Significado: amada ; gota do mar ; princesa (sentidos debatidos de Maria).
Por trás de sua leveza sonora e de suas air de nome de musical, Molly esconde uma linhagem prestigiosa: é um diminutivo carinhoso de Mary, portanto uma prima distante da nossa Maria. Nascida nas Ilhas Britânicas, a forma Molly se impôs como um prenome em si mesmo, caloroso e popular, indissociável da cultura anglo-saxônica e, sobretudo, irlandesa.
Na Irlanda, Molly é uma verdadeira ícone: a balada « Molly Malone », hino não oficial de Dublin, fez do prenome um símbolo nacional, encarnado por uma estátua no coração da cidade. Molly evoca a garra, a ternura e um calor todo celta. Nos Estados Unidos e no Reino Unido, remete aos anos 1980-1990 e às heroínas cativantes do cinema.
Nos últimos anos, Molly também conquista as famílias francófonas em busca de um prenome curto, retrô e vibrante, na linha de Emma, Lily ou Ella. Leve de usar, doce ao ouvido, conjuga uma raiz espiritual profunda com uma frescura decididamente moderna.
Molly tem o charme dos prenomes que sorriem sozinhos. Leve, arredondado, cheio de garra, anuncia uma personalidade calorosa, sociável e cheia de humor — o tipo de garota que coloca todos à vontade em três frases. Fiél às suas raízes irlandesas e à truculenta Molly Malone, ela tem jeito, esperteza e uma energia contagiosa que a torna rapidamente indispensável em um grupo.
Mas não nos enganemos: sob a leveza aflora uma linhagem profunda, a de Maria, da qual Molly é uma herdeira carinhosa. Percebe-se uma verdadeira bondade, um instinto de cuidado, uma ternura que cuida dos outros sem fazer muito alarde. Molly consola, reúne, desdramatiza. Ela tem o dom precioso de transformar um dia cinzento em um momento leve.
Curiosa e um tanto inquieta, odeia o tédio: gosta de se mover, descobrir, mudar de ares. A rotina sufoca-a, a aventura a deleita. Sente-se capaz de largar tudo por uma viagem improvisada, para depois voltar com mil histórias para contar. Sua relação com as pessoas é simples e franca: ela dá muito, ri alto, perdoa rápido.
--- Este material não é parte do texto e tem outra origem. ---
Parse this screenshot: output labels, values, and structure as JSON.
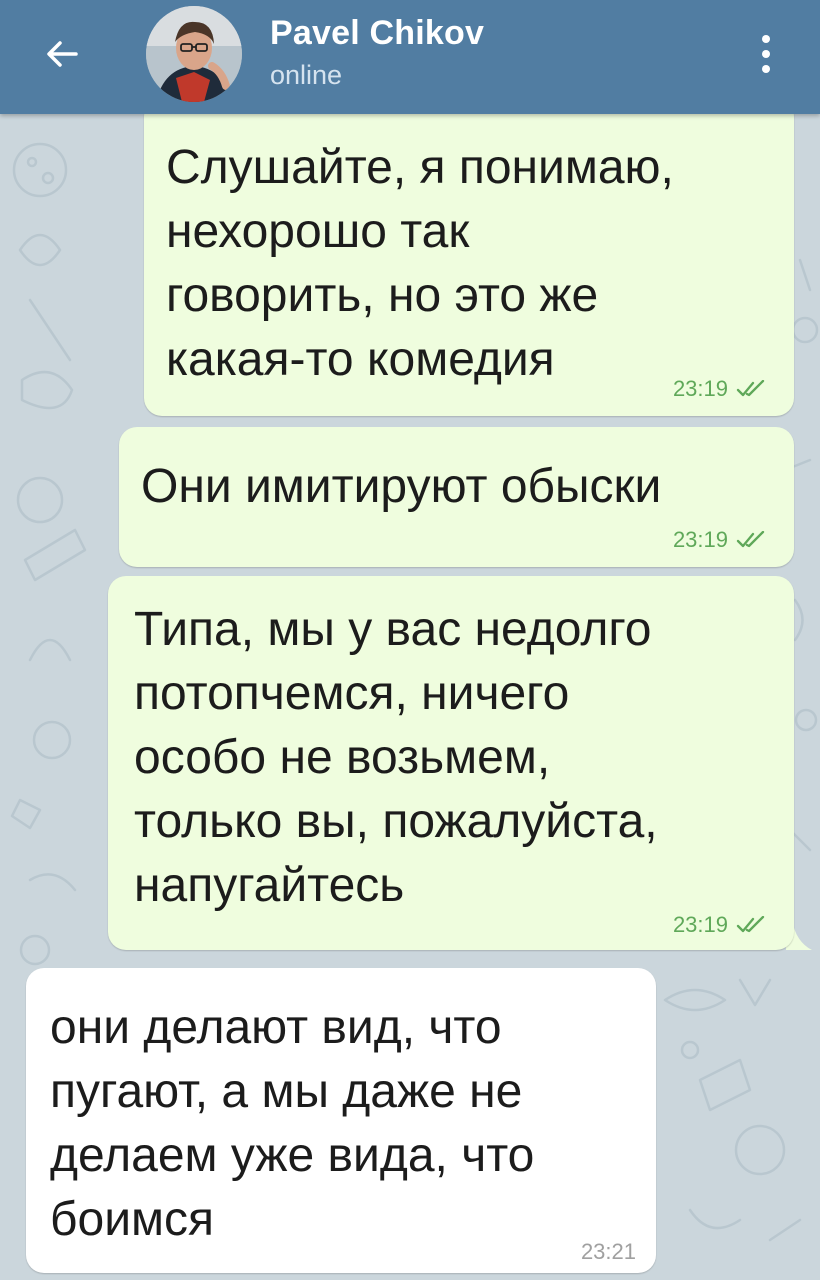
{
  "header": {
    "contact_name": "Pavel Chikov",
    "status": "online",
    "back_icon": "arrow-left-icon",
    "menu_icon": "more-vertical-icon",
    "background_color": "#517da2"
  },
  "messages": [
    {
      "direction": "outgoing",
      "text": "Слушайте, я понимаю,\nнехорошо так\nговорить, но это же\nкакая-то комедия",
      "time": "23:19",
      "read": true
    },
    {
      "direction": "outgoing",
      "text": "Они имитируют обыски",
      "time": "23:19",
      "read": true
    },
    {
      "direction": "outgoing",
      "text": "Типа, мы у вас недолго\nпотопчемся, ничего\nособо не возьмем,\nтолько вы, пожалуйста,\nнапугайтесь",
      "time": "23:19",
      "read": true
    },
    {
      "direction": "incoming",
      "text": "они делают вид, что\nпугают, а мы даже не\nделаем уже вида, что\nбоимся",
      "time": "23:21"
    }
  ],
  "colors": {
    "outgoing_bubble": "#effdde",
    "incoming_bubble": "#ffffff",
    "read_check": "#5fa859",
    "wallpaper": "#cbd6dc"
  }
}
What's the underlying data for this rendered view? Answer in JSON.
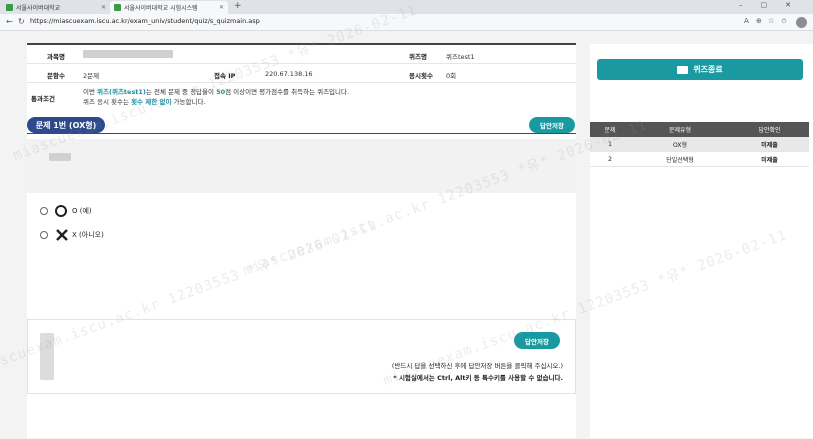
{
  "browser": {
    "tabs": [
      {
        "label": "서울사이버대학교"
      },
      {
        "label": "서울사이버대학교 시험시스템"
      }
    ],
    "url": "https://miascuexam.iscu.ac.kr/exam_univ/student/quiz/s_quizmain.asp",
    "text_size": "A"
  },
  "info": {
    "course_label": "과목명",
    "quiz_name_label": "퀴즈명",
    "quiz_name_value": "퀴즈test1",
    "question_count_label": "문항수",
    "question_count_value": "2문제",
    "ip_label": "접속 IP",
    "ip_value": "220.67.138.16",
    "attempt_label": "응시횟수",
    "attempt_value": "0회",
    "pass_label": "통과조건",
    "pass_line1_pre": "이번 ",
    "pass_line1_quiz": "퀴즈(퀴즈test1)",
    "pass_line1_mid": "는 전체 문제 중 정답율이 ",
    "pass_line1_score": "50",
    "pass_line1_post": "점 이상이면 평가점수를 취득하는 퀴즈입니다.",
    "pass_line2_pre": "퀴즈 응시 횟수는 ",
    "pass_line2_hl": "횟수 제한 없이",
    "pass_line2_post": " 가능합니다."
  },
  "question": {
    "badge": "문제 1번 (OX형)",
    "save_label": "답안저장",
    "options": [
      {
        "label": "O (예)"
      },
      {
        "label": "X (아니오)"
      }
    ]
  },
  "bottom": {
    "save_label": "답안저장",
    "note1": "(반드시 답을 선택하신 후에 답안저장 버튼을 클릭해 주십시오.)",
    "note2": "* 시험실에서는 Ctrl, Alt키 등 특수키를 사용할 수 없습니다."
  },
  "sidebar": {
    "end_label": "퀴즈종료",
    "table_headers": [
      "문제",
      "문제유형",
      "답안확인"
    ],
    "rows": [
      {
        "num": "1",
        "type": "OX형",
        "status": "미제출"
      },
      {
        "num": "2",
        "type": "단일선택형",
        "status": "미제출"
      }
    ]
  },
  "watermark": "miascuexam.iscu.ac.kr 12203553 *유* 2026-02-11",
  "colors": {
    "accent": "#1a9aa0",
    "badge": "#2c4a8c",
    "header": "#555555"
  }
}
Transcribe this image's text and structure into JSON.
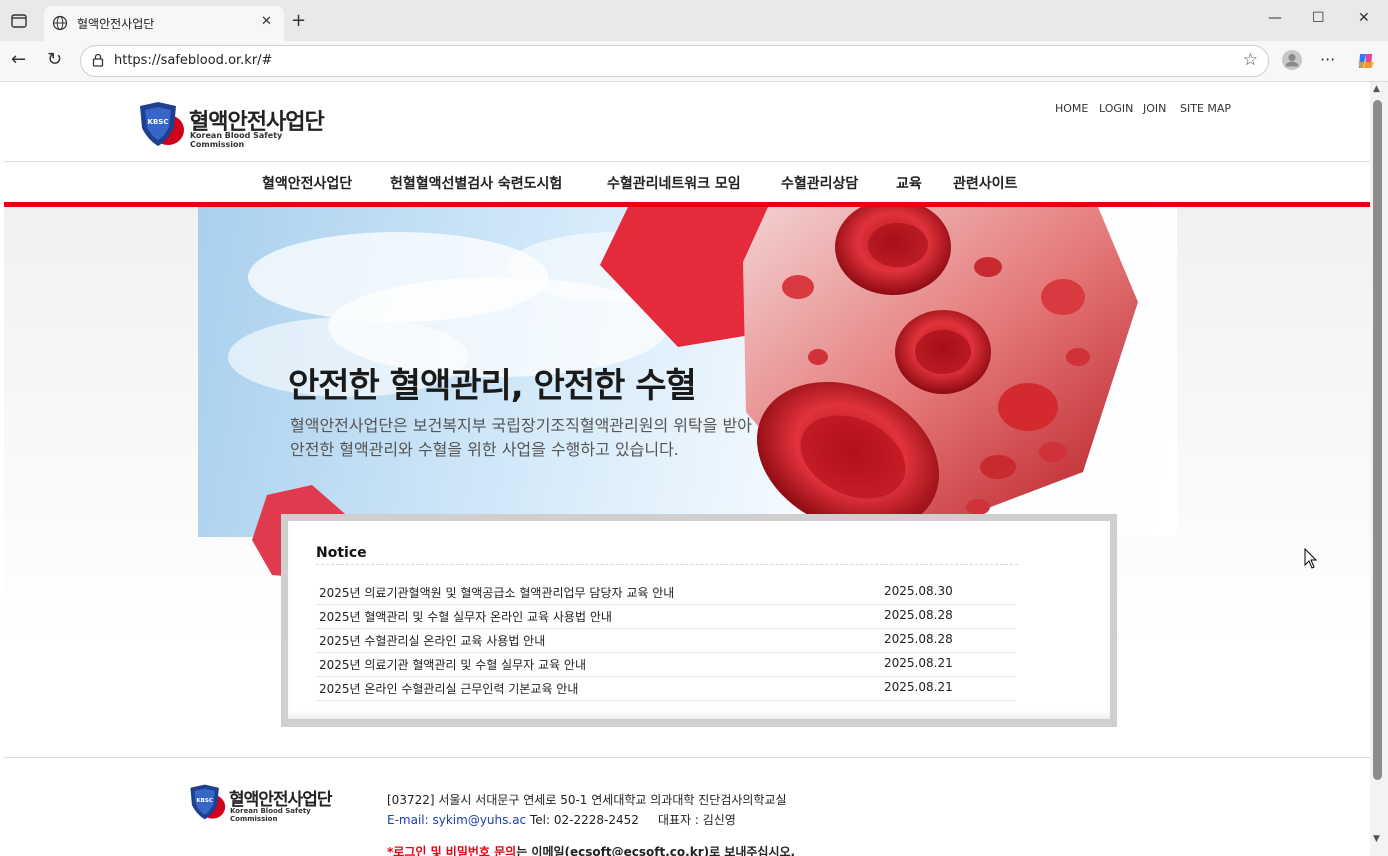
{
  "browser": {
    "tab_title": "혈액안전사업단",
    "url": "https://safeblood.or.kr/#"
  },
  "header": {
    "logo_text": "혈액안전사업단",
    "logo_subtext": "Korean Blood Safety Commission",
    "logo_badge": "KBSC",
    "top_menu": [
      "HOME",
      "LOGIN",
      "JOIN",
      "SITE MAP"
    ]
  },
  "gnb": {
    "items": [
      "혈액안전사업단",
      "헌혈혈액선별검사 숙련도시험",
      "수혈관리네트워크 모임",
      "수혈관리상담",
      "교육",
      "관련사이트"
    ]
  },
  "visual": {
    "headline": "안전한 혈액관리, 안전한 수혈",
    "desc_line1": "혈액안전사업단은 보건복지부 국립장기조직혈액관리원의 위탁을 받아",
    "desc_line2": "안전한 혈액관리와 수혈을 위한 사업을 수행하고 있습니다."
  },
  "notice": {
    "title": "Notice",
    "items": [
      {
        "title": "2025년 의료기관혈액원 및 혈액공급소 혈액관리업무 담당자 교육 안내",
        "date": "2025.08.30"
      },
      {
        "title": "2025년 혈액관리 및 수혈 실무자 온라인 교육 사용법 안내",
        "date": "2025.08.28"
      },
      {
        "title": "2025년 수혈관리실 온라인 교육 사용법 안내",
        "date": "2025.08.28"
      },
      {
        "title": "2025년 의료기관 혈액관리 및 수혈 실무자 교육 안내",
        "date": "2025.08.21"
      },
      {
        "title": "2025년 온라인 수혈관리실 근무인력 기본교육 안내",
        "date": "2025.08.21"
      }
    ]
  },
  "footer": {
    "logo_text": "혈액안전사업단",
    "logo_subtext": "Korean Blood Safety Commission",
    "logo_badge": "KBSC",
    "address": "[03722] 서울시 서대문구 연세로 50-1 연세대학교 의과대학 진단검사의학교실",
    "email_label": "E-mail:",
    "email": "sykim@yuhs.ac",
    "tel": "Tel: 02-2228-2452",
    "ceo": "대표자 : 김신영",
    "note_red": "*로그인 및 비밀번호 문의",
    "note_rest": "는 이메일(ecsoft@ecsoft.co.kr)로 보내주십시오."
  },
  "colors": {
    "accent_red": "#e60012",
    "link_blue": "#1a3fb0"
  }
}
No amor, Molly é generosa e demonstrativa, mais terna do que quer admitir. Protege os seus com uma lealdade inabalável, chegando a fazer de irmã mais velha. Retrô e moderna ao mesmo tempo, atravessa as modas com uma descontração desarmante. Em suma, uma personalidade solar, engraçada e profundamente humana — daquelas que guardamos por muito tempo no coração.
Retrato lúdico, para levar com um sorriso.
Molly ama com a fluidez de uma onda marinha, cativante mas insubstituível. Vinda da raiz de Miriam, carrega em si essa dualidade entre a doçura maternal de Mary e a soberania principesca. Na sedução, não avança, envolve. Seu charme é um beijo molhado, sensual sem ser vulgar, tirando sua força dessa etimologia de « gota de mar » que sugere uma força tranquila e erosiva. Ela atrai espíritos que buscam ao mesmo tempo a âncora e o horizonte. No entanto, a princesa em si exige respeito; a negligência ou a vulgaridade bruta afastam-na instantaneamente. Molly não suporta o tédio, tem sede de uma paixão que a faça vibrar como a maré. Quer ser amada, sim, mas como se admira uma joia rara: com uma atenção devoradora, uma lealdade inabalável e uma intensidade que transforma cada instante em uma lembrança imperecível. O amor por Molly é um oceano a explorar, nunca um lago morto.
Originalmente sim: Molly é um diminutivo inglês de Mary (portanto, de Maria), tornando-se um prenome autônomo.
Herda o sentido de Maria/Miriam, cuja interpretação é debatida: « amada », « gota de mar » ou « princesa ».
Como forma de Maria, pode ser celebrada em 15 de agosto, dia da Assunção.
Está muito associado à Irlanda, especialmente graças à famosa canção « Molly Malone », hino não oficial de Dublin.
Muito popular no mundo anglo-saxônico, está ganhando terreno na França desde os anos 2010 como prenome retrô e vibrante.